One system instead of seven products
The framing at Microsoft Build 2026 is that Azure, GitHub, Foundry, Fabric, Windows, Security, and Microsoft 365 are no longer separate destinations you stitch together by hand. They are presented as parts of a single enterprise agent system, where an agent built in one place is expected to reach data, identity, and controls that live in the others. For teams, the practical shift is that "which product does this belong to" matters less than "how does an agent move across all of them safely."
This matters because most real enterprise work does not respect product boundaries. A useful agent has to read from a data platform, act through developer tooling, run somewhere, sign in as someone, and stay inside security policy. Treating those as one system is an attempt to remove the integration glue that usually eats the project.
What each layer contributes
It helps to read the lineup by the job each part does for an agent, rather than as a list of brands. The value of the "system" claim is only real if these roles connect without custom plumbing between every pair.
- Foundry — where you build, configure, and operate the agents themselves.
- Azure — the compute and hosting the agents run on.
- Fabric — the data the agents read from and reason over.
- GitHub — the developer workflow that produces and versions agent code.
- Microsoft 365 — the everyday surface where people meet the agents.
- Windows — the endpoint the agents show up on.
- Security — the identity and policy layer that governs every step above.
Why the "system" framing changes how you plan
If you accept the premise, your architecture decisions move up a level. Instead of choosing a hosting service and separately choosing a data connector and separately wiring identity, you decide how an agent should behave across the whole estate, then let each layer implement its part. The tradeoff is coupling: a tightly integrated system reduces glue code but ties you more closely to one vendor's assumptions about how agents, data, and identity fit together.
The upside is that governance stops being an afterthought. When security and identity are treated as shared layers rather than per-app add-ons, an agent that reads from the data platform and acts through the developer tools inherits the same access rules everywhere. That is the hard part of enterprise agents, and it is the part that usually gets skipped in demos.
How to evaluate it for your own stack
Treat the announcement as a claim to test, not a finished result. Pick one workflow that genuinely spans layers — say, an agent that reads from your data platform, proposes a code change, and needs a human to approve it under existing policy — and see how much wiring the system actually removes versus how much you still write yourself.

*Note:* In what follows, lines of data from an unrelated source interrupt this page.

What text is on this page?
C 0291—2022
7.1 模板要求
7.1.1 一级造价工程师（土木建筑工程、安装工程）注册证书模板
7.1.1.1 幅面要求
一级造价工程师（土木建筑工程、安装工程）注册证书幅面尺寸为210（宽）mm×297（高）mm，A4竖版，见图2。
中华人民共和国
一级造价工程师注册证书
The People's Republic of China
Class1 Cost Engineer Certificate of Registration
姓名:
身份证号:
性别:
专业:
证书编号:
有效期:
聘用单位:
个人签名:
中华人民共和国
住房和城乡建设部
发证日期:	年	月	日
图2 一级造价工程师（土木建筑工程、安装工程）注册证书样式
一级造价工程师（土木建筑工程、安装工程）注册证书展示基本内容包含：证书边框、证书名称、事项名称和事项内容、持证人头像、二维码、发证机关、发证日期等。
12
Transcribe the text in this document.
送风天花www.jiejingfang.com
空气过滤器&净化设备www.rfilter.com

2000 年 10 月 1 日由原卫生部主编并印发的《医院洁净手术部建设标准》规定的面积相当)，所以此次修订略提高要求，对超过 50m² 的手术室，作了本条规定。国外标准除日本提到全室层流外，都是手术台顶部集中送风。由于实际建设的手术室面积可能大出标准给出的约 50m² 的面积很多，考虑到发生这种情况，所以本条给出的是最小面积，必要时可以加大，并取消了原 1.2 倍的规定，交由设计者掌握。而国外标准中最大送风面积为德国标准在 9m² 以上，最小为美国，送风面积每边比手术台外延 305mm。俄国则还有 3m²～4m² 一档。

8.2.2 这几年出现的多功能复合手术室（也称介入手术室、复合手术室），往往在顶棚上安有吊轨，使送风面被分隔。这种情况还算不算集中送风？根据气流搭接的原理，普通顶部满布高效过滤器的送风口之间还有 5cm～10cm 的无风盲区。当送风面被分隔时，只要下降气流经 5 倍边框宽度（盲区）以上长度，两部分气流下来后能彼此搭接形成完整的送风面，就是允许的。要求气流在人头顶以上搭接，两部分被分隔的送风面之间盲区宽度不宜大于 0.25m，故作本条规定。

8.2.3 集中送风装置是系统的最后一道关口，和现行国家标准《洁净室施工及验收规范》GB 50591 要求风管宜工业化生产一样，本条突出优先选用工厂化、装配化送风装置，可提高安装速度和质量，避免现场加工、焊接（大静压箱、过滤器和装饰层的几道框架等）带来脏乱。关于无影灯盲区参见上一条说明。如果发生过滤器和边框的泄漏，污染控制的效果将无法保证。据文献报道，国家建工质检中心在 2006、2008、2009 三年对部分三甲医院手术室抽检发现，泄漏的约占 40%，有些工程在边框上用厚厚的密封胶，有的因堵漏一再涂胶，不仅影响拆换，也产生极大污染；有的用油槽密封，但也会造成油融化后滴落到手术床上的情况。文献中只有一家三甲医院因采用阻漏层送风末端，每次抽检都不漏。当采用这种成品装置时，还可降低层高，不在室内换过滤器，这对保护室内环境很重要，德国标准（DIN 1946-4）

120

Ask concrete questions before committing: where does the agent's identity come from, how are its permissions scoped, what is logged when it acts, and how do you roll back a bad action. If those answers are consistent across the layers, the "one system" framing is doing real work. If each layer still answers them differently, you are looking at the same products with a shared slide, and you should plan your integration accordingly.